Judging by the movie industry's current output, adolescence and the 1970s are the most misunderstood times of all. In her debut feature, "Slums of Beverly Hills," director Tamara Jenkins reverses both trends, capturing the heartbreak of growing up in an era whose veneer of freedom set its children adrift on a sea of painful choices and elusive dreams.
With unclouded self-awareness, Jenkins reimagines her self as Vivian Abramowitz (Natasha Lyonne), an awkward almost-woman struggling to reconcile the uncertainty of her family's nomadic existence with the images of affluence just beyond their reach in the California of 1976. A child of divorce, she's forever being awakened in the dead of night by her perennially broke father, Murray (Alan Arkin), to vacate another seedy, yet unaffordable, set of living quarters on the wrong side of the Hollywood Hills. "That place was a shithole," he repeatedly dismisses, masking his shame at being unable to provide a better life for Vivian and her two brothers. The destitute Abramowitzes, it's clear, will never have reason to confuse themselves with the prosperous, happy clan on "Eight is Enough."

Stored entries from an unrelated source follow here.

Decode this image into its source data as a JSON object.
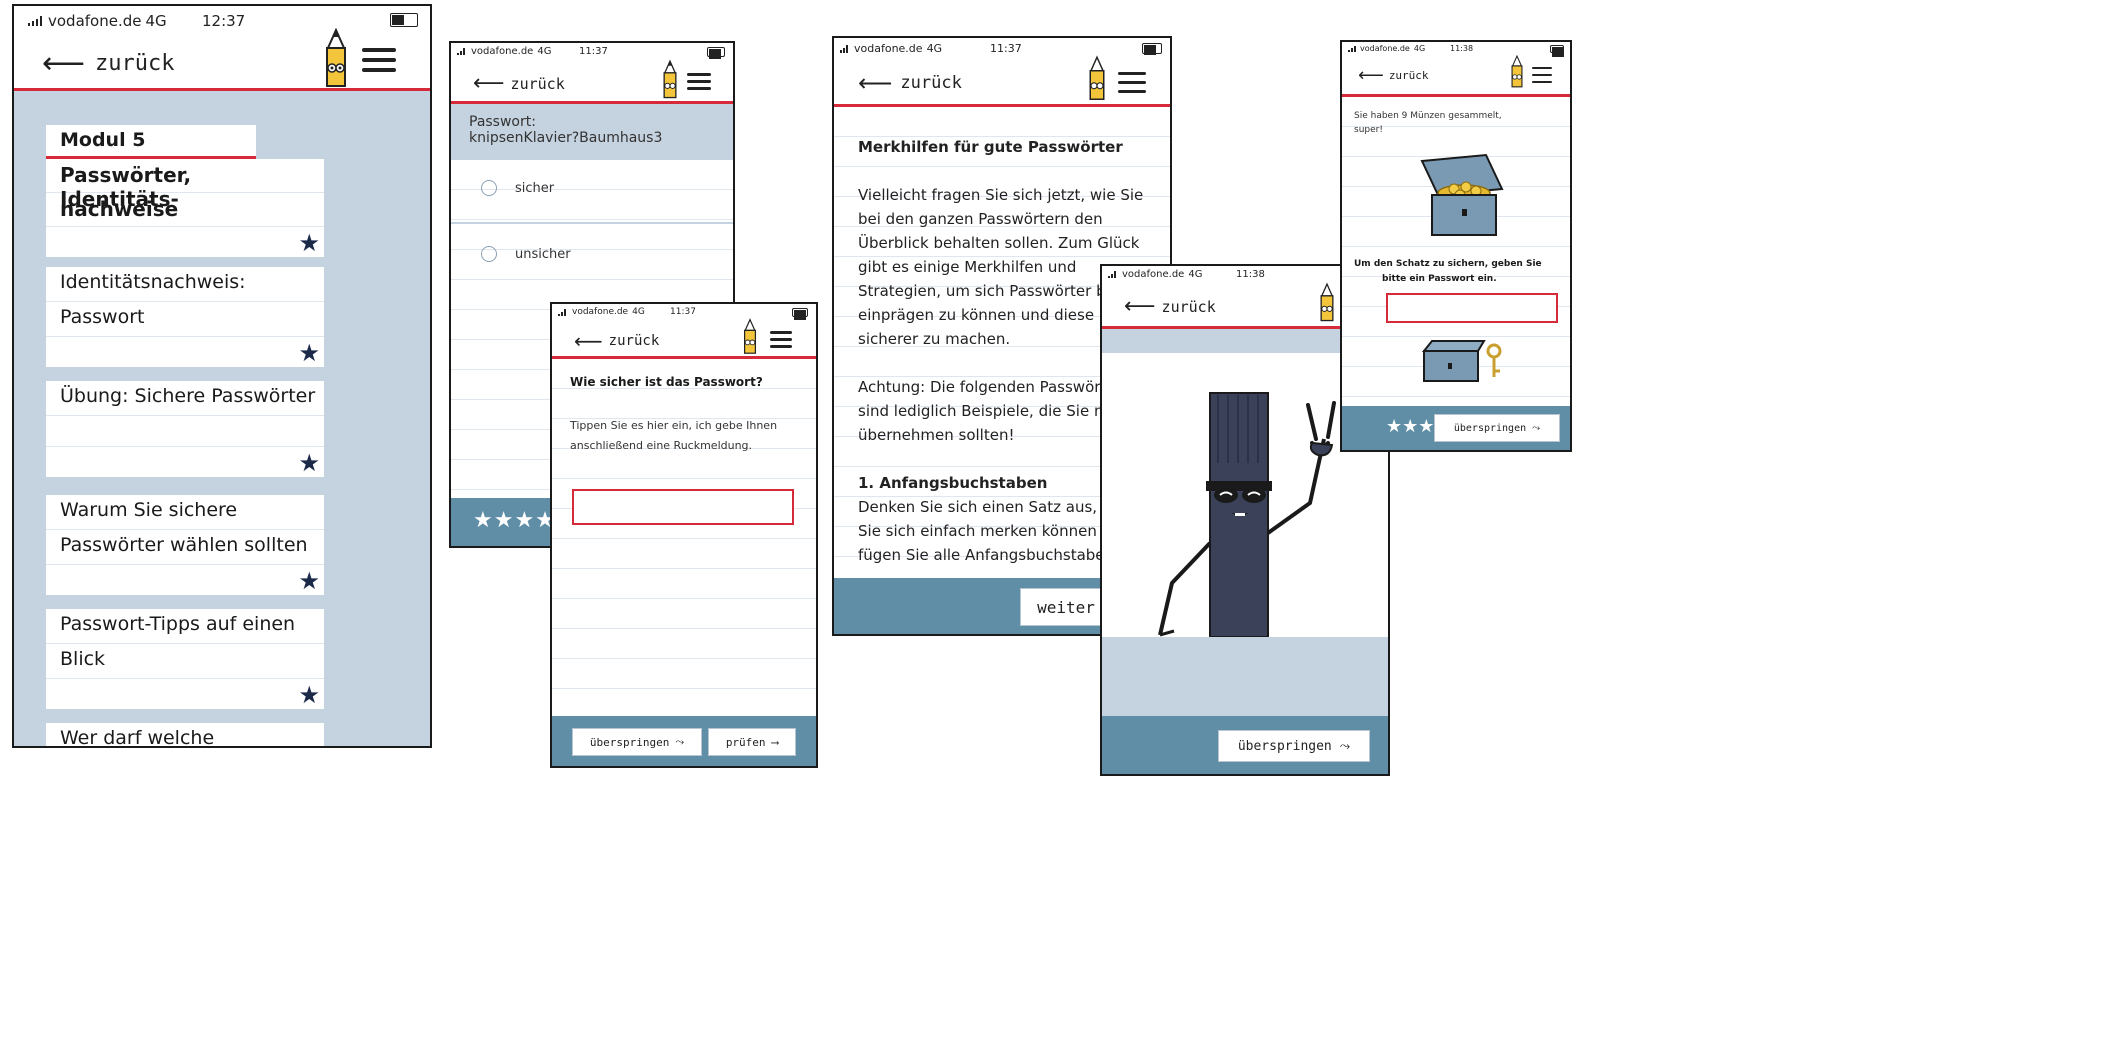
{
  "screens": {
    "modules": {
      "carrier": "vodafone.de",
      "network": "4G",
      "time": "12:37",
      "back_label": "zurück",
      "card1": {
        "line1": "Modul 5",
        "line2": "Passwörter, Identitäts-",
        "line3": "nachweise"
      },
      "card2": {
        "line1": "Identitätsnachweis:",
        "line2": "Passwort"
      },
      "card3": {
        "line1": "Übung: Sichere Passwörter"
      },
      "card4": {
        "line1": "Warum Sie sichere",
        "line2": "Passwörter wählen sollten"
      },
      "card5": {
        "line1": "Passwort-Tipps auf einen",
        "line2": "Blick"
      },
      "card6": {
        "line1": "Wer darf welche"
      },
      "star": "★"
    },
    "quiz": {
      "carrier": "vodafone.de",
      "network": "4G",
      "time": "11:37",
      "back_label": "zurück",
      "password_label": "Passwort:",
      "password_value": "knipsenKlavier?Baumhaus3",
      "option1": "sicher",
      "option2": "unsicher",
      "stars": "★★★★"
    },
    "enter": {
      "carrier": "vodafone.de",
      "network": "4G",
      "time": "11:37",
      "back_label": "zurück",
      "title": "Wie sicher ist das Passwort?",
      "text1": "Tippen Sie es hier ein, ich gebe Ihnen",
      "text2": "anschließend eine Ruckmeldung.",
      "input_value": "",
      "skip_label": "überspringen",
      "check_label": "prüfen"
    },
    "tips": {
      "carrier": "vodafone.de",
      "network": "4G",
      "time": "11:37",
      "back_label": "zurück",
      "heading": "Merkhilfen für gute Passwörter",
      "p1": [
        "Vielleicht fragen Sie sich jetzt, wie Sie",
        "bei den ganzen Passwörtern den",
        "Überblick behalten sollen. Zum Glück",
        "gibt es einige Merkhilfen und",
        "Strategien, um sich Passwörter b",
        "einprägen zu können und diese",
        "sicherer zu machen."
      ],
      "p2": [
        "Achtung: Die folgenden Passwört",
        "sind lediglich Beispiele, die Sie n",
        "übernehmen sollten!"
      ],
      "sub_heading": "1. Anfangsbuchstaben",
      "p3": [
        "Denken Sie sich einen Satz aus, d",
        "Sie sich einfach merken können u",
        "fügen Sie alle Anfangsbuchstabe"
      ],
      "next_label": "weiter"
    },
    "mascot": {
      "carrier": "vodafone.de",
      "network": "4G",
      "time": "11:38",
      "back_label": "zurück",
      "skip_label": "überspringen"
    },
    "treasure": {
      "carrier": "vodafone.de",
      "network": "4G",
      "time": "11:38",
      "back_label": "zurück",
      "text1": "Sie haben 9 Münzen gesammelt,",
      "text2": "super!",
      "prompt1": "Um den Schatz zu sichern, geben Sie",
      "prompt2": "bitte ein Passwort ein.",
      "input_value": "",
      "stars": "★★★",
      "skip_label": "überspringen"
    }
  },
  "colors": {
    "accent_red": "#d62a3a",
    "panel_blue": "#c5d2df",
    "footer_teal": "#5f8ea6",
    "navy": "#1c2a4a"
  }
}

If Vivian's daily existence is in a constant state of flux, her body's changes have attained warp speed. "She's stacked," notes her amazed brother of the pubescent Vivian's exploding bustline, not sure if he's surveying flowering beauty or a rapidly unfolding freak show. Vivian isn't sure, either. From all that she sees, sexuality is more trouble than it's worth. Her new voluptuousness earns her the attentions of a neighbor (Kevin Corrigan) whose advances are as frightening as they are thrilling. In addition, she witnesses firsthand the emotional wreckage that the need for companionship wreaks on her beaten father and her lunatic cousin Rita (Marisa Tomei), a drugged-out, newly pregnant drifter whose arrival only adds to the family's troubles. If this is the aftermath of the sexual revolution, where are all the winners?

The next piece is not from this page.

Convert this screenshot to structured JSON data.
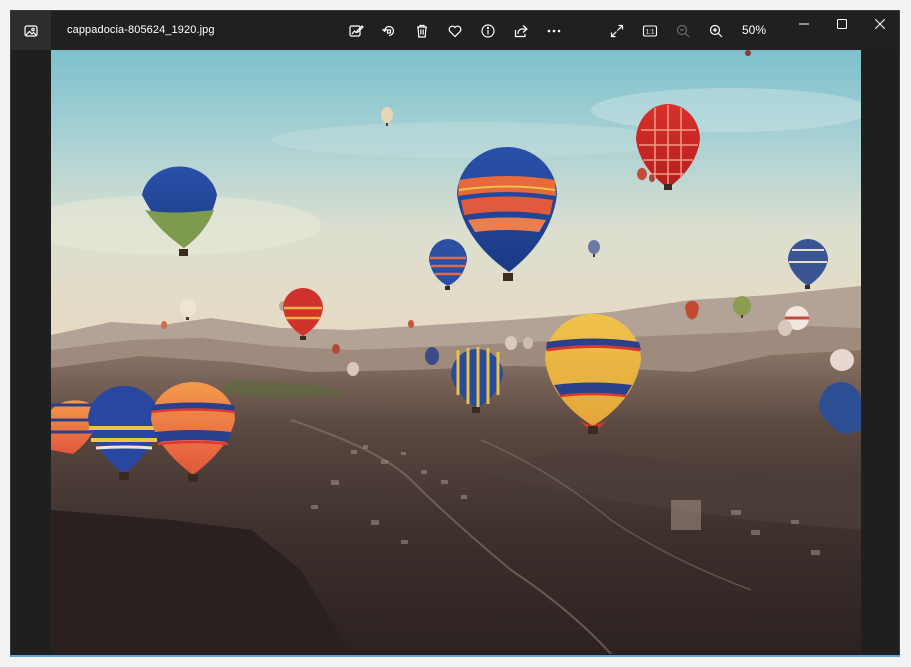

One woman's sob story is another's ribald hilarity, and Jenkins finds room for both in her funny, affecting script. She's ably abetted by the presence of the ever-insightful Arkin, who instinctively hones in on the comedy and the tragedy of his pivotal character. Tomei's performance is the film's one stumbling block: Consistently too broad for such nuanced material, she appears unable to shake the need to project she picked up performing Shakespearean comedy in New York's Central Park. She's so far out of step with the rest of the cast that she appears to be in another movie entirely.

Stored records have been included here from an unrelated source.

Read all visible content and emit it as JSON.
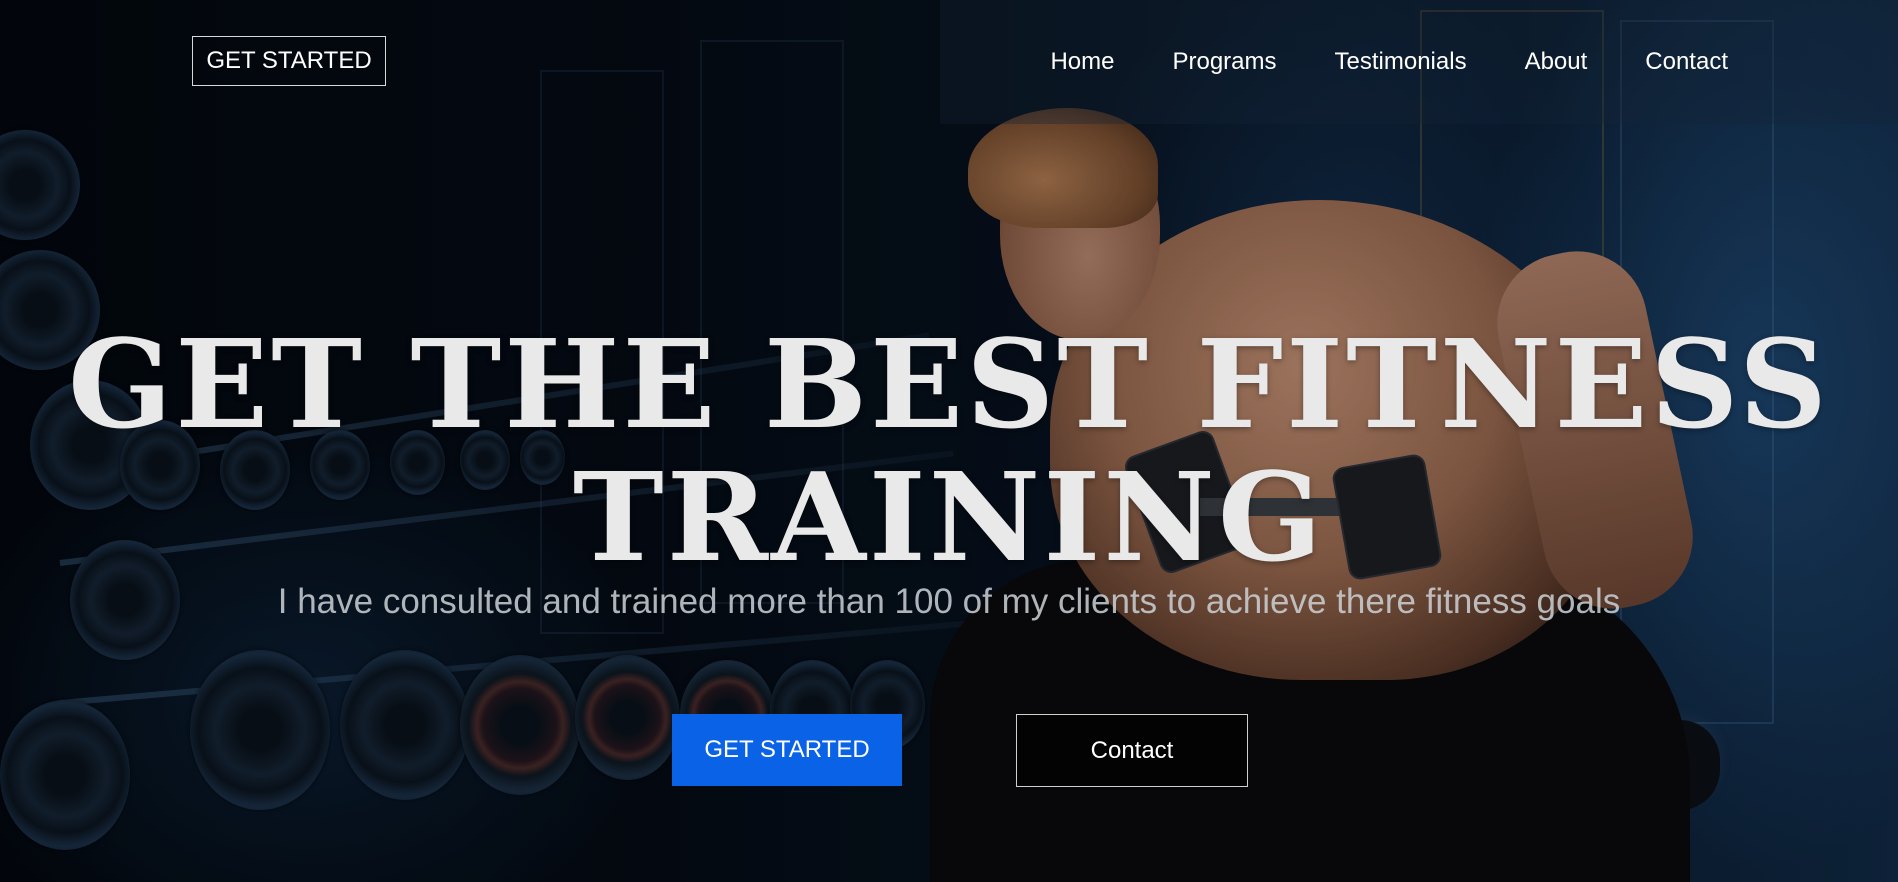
{
  "header": {
    "get_started_label": "GET STARTED",
    "nav": [
      "Home",
      "Programs",
      "Testimonials",
      "About",
      "Contact"
    ]
  },
  "hero": {
    "headline_line1": "GET THE BEST FITNESS",
    "headline_line2": "TRAINING",
    "subtitle": "I have consulted and trained more than 100 of my clients to achieve there fitness goals",
    "primary_cta": "GET STARTED",
    "secondary_cta": "Contact"
  },
  "colors": {
    "primary_button": "#0a63e6",
    "headline_text": "#e9e9e9",
    "background": "#02070d"
  }
}
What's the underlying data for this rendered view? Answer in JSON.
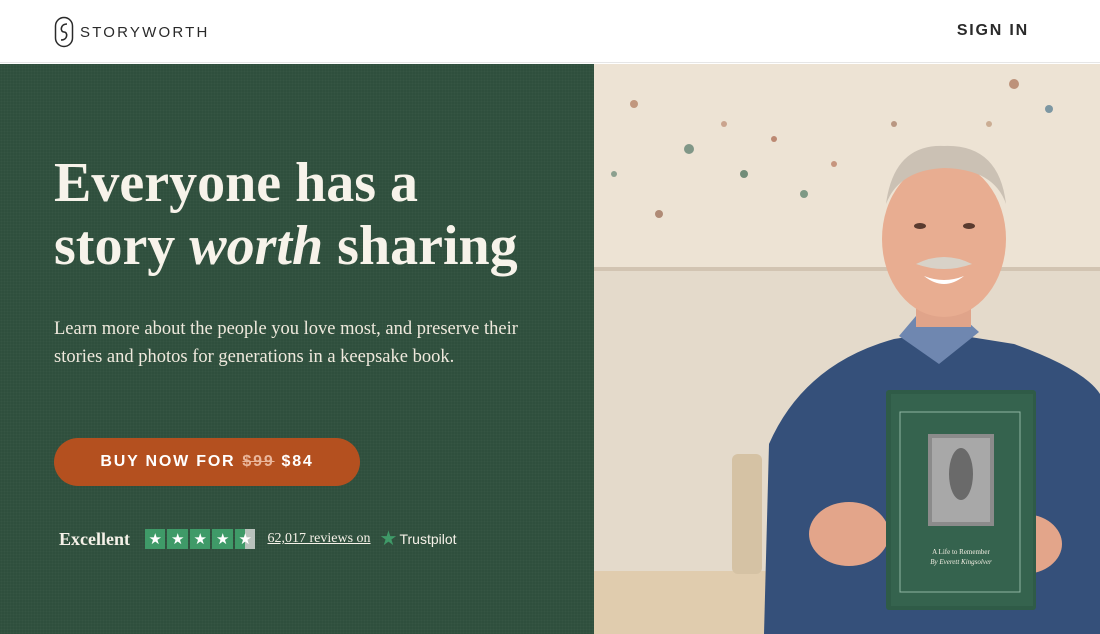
{
  "header": {
    "brand": "STORYWORTH",
    "sign_in": "SIGN IN"
  },
  "hero": {
    "headline_line1": "Everyone has a",
    "headline_pre": "story ",
    "headline_em": "worth",
    "headline_post": " sharing",
    "subcopy": "Learn more about the people you love most, and preserve their stories and photos for generations in a keepsake book.",
    "cta": {
      "label": "BUY NOW FOR",
      "old_price": "$99",
      "price": "$84"
    },
    "trust": {
      "rating_word": "Excellent",
      "stars": 4.5,
      "reviews_text": "62,017 reviews on",
      "provider": "Trustpilot"
    }
  },
  "photo": {
    "book_title": "A Life to Remember",
    "book_author": "By Everett Kingsolver"
  },
  "colors": {
    "hero_green": "#2f4f3d",
    "cta_orange": "#b4501f",
    "trustpilot_green": "#3f9a68"
  }
}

The real discovery is Lyonne, whose obvious talent gives firm anchor to even the most unpredictable of the plot's twists. Simultaneously beautiful and gangly, she's the finest doppelgänger Jenkins could want. If she's paid close attention to this film's message of hard-won identity, Lyonne will be well-equipped to handle the demands of a business that tends to treat individuality like a weed in need of pulling. And when less sympathetic directors begin to turn her down for parts for looking "too something" -- too Jewish, too frizzy-haired, too unconventional -- she'll already have learned that defining yourself by someone else's limited vision is just slumming.